Common patterns of facial ontogeny in the hominid lineage
Author(s) -
Rogers Ackermann Rebecca,
Krovitz Gail E.
Publication year - 2002
Publication title -
the anatomical record
Language(s) - English
Resource type - Journals
eISSN - 1097-0185
pISSN - 0003-276X
DOI - 10.1002/ar.10119
Subject(s) - neanderthal , ontogeny , lineage (genetic) , biology , evolutionary biology , hominidae , australopithecus , human evolution , juvenile , biological evolution , ecology , geography , biochemistry , genetics , archaeology , gene
Recent evaluation of Neanderthal and modern human ontogeny suggests that taxon‐specific features arose very early in development in both lineages, with early, possibly prenatal, morphological divergence followed by parallel postnatal developmental patterns.
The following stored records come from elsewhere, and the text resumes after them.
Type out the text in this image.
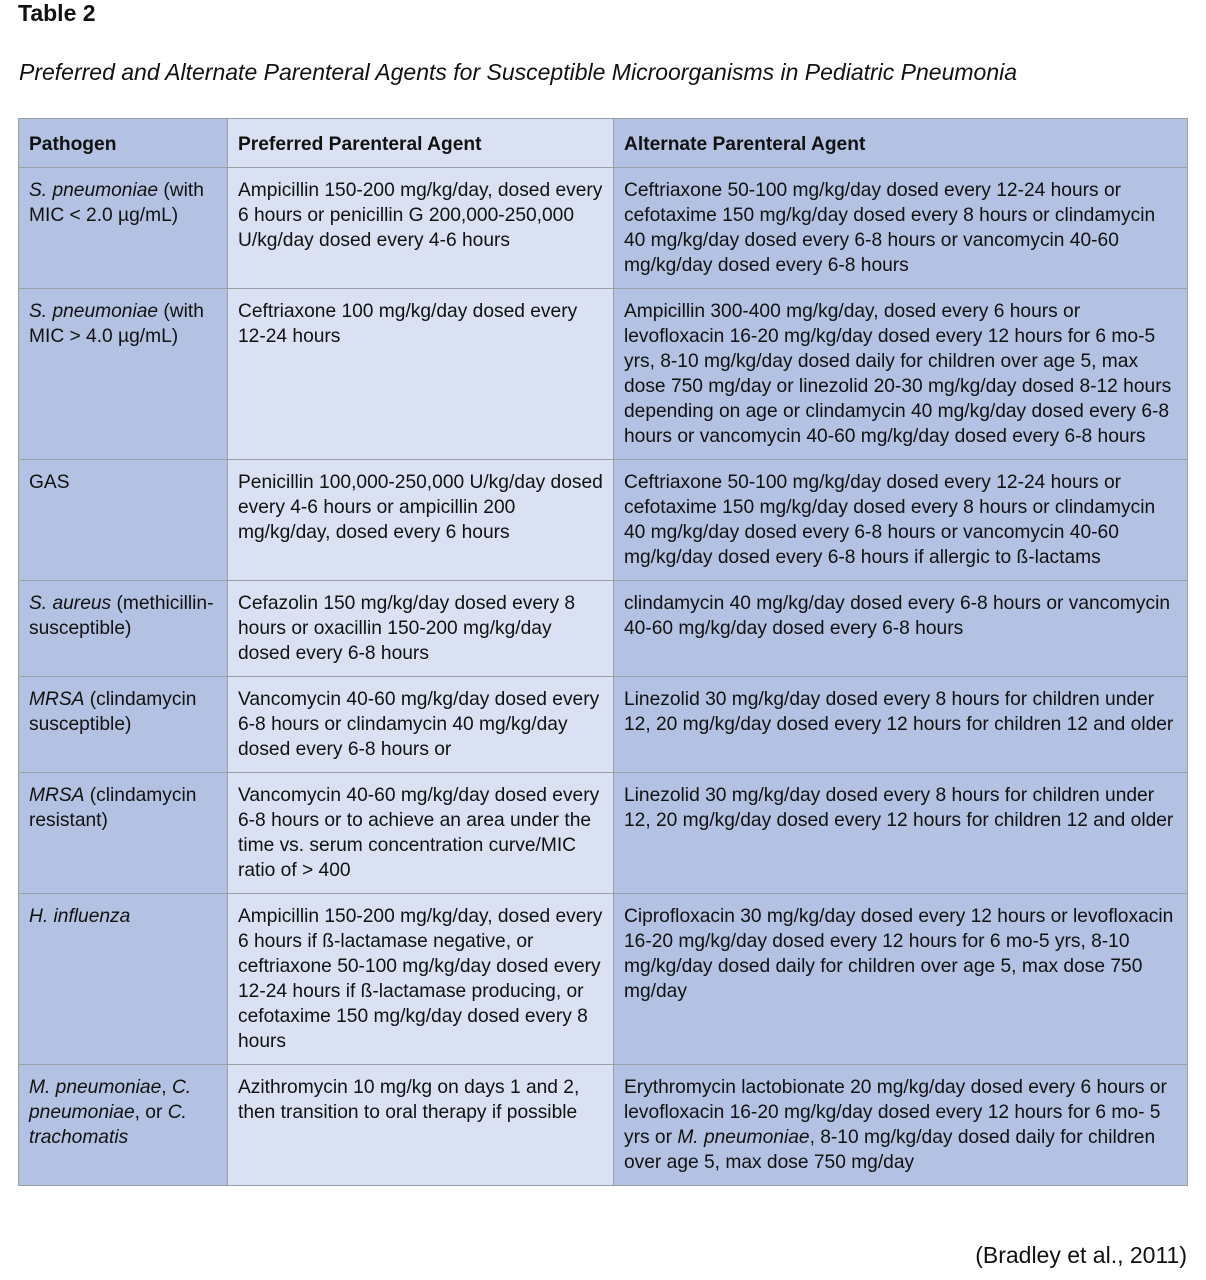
Table 2
Preferred and Alternate Parenteral Agents for Susceptible Microorganisms in Pediatric Pneumonia
Pathogen	Preferred Parenteral Agent	Alternate Parenteral Agent
S. pneumoniae (with MIC < 2.0 µg/mL)	Ampicillin 150-200 mg/kg/day, dosed every 6 hours or penicillin G 200,000-250,000 U/kg/day dosed every 4-6 hours	Ceftriaxone 50-100 mg/kg/day dosed every 12-24 hours or cefotaxime 150 mg/kg/day dosed every 8 hours or clindamycin 40 mg/kg/day dosed every 6-8 hours or vancomycin 40-60 mg/kg/day dosed every 6-8 hours
S. pneumoniae (with MIC > 4.0 µg/mL)	Ceftriaxone 100 mg/kg/day dosed every 12-24 hours	Ampicillin 300-400 mg/kg/day, dosed every 6 hours or levofloxacin 16-20 mg/kg/day dosed every 12 hours for 6 mo-5 yrs, 8-10 mg/kg/day dosed daily for children over age 5, max dose 750 mg/day or linezolid 20-30 mg/kg/day dosed 8-12 hours depending on age or clindamycin 40 mg/kg/day dosed every 6-8 hours or vancomycin 40-60 mg/kg/day dosed every 6-8 hours
GAS	Penicillin 100,000-250,000 U/kg/day dosed every 4-6 hours or ampicillin 200 mg/kg/day, dosed every 6 hours	Ceftriaxone 50-100 mg/kg/day dosed every 12-24 hours or cefotaxime 150 mg/kg/day dosed every 8 hours or clindamycin 40 mg/kg/day dosed every 6-8 hours or vancomycin 40-60 mg/kg/day dosed every 6-8 hours if allergic to ß-lactams
S. aureus (methicillin-susceptible)	Cefazolin 150 mg/kg/day dosed every 8 hours or oxacillin 150-200 mg/kg/day dosed every 6-8 hours	clindamycin 40 mg/kg/day dosed every 6-8 hours or vancomycin 40-60 mg/kg/day dosed every 6-8 hours
MRSA (clindamycin susceptible)	Vancomycin 40-60 mg/kg/day dosed every 6-8 hours or clindamycin 40 mg/kg/day dosed every 6-8 hours or	Linezolid 30 mg/kg/day dosed every 8 hours for children under 12, 20 mg/kg/day dosed every 12 hours for children 12 and older
MRSA (clindamycin resistant)	Vancomycin 40-60 mg/kg/day dosed every 6-8 hours or to achieve an area under the time vs. serum concentration curve/MIC ratio of > 400	Linezolid 30 mg/kg/day dosed every 8 hours for children under 12, 20 mg/kg/day dosed every 12 hours for children 12 and older
H. influenza	Ampicillin 150-200 mg/kg/day, dosed every 6 hours if ß-lactamase negative, or ceftriaxone 50-100 mg/kg/day dosed every 12-24 hours if ß-lactamase producing, or cefotaxime 150 mg/kg/day dosed every 8 hours	Ciprofloxacin 30 mg/kg/day dosed every 12 hours or levofloxacin 16-20 mg/kg/day dosed every 12 hours for 6 mo-5 yrs, 8-10 mg/kg/day dosed daily for children over age 5, max dose 750 mg/day
M. pneumoniae, C. pneumoniae, or C. trachomatis	Azithromycin 10 mg/kg on days 1 and 2, then transition to oral therapy if possible	Erythromycin lactobionate 20 mg/kg/day dosed every 6 hours or levofloxacin 16-20 mg/kg/day dosed every 12 hours for 6 mo- 5 yrs or M. pneumoniae, 8-10 mg/kg/day dosed daily for children over age 5, max dose 750 mg/day
(Bradley et al., 2011)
Here we use morphometric techniques to compare hominoid facial growth patterns, and show that this developmental phenomenon is, in fact, not unique to comparisons between Neanderthals and modern humans but extends to Australopithecus africanus and to the hominoid lineage more broadly. This finding suggests that a common pattern of juvenile facial development may be more widespread and that the roots of ontogenetically early developmental differentiation are deep—perhaps predating the ape/human split of 6+ million years ago. Anat Rec (New Anat) 269:142–147, 2002. © 2002 Wiley‐Liss, Inc.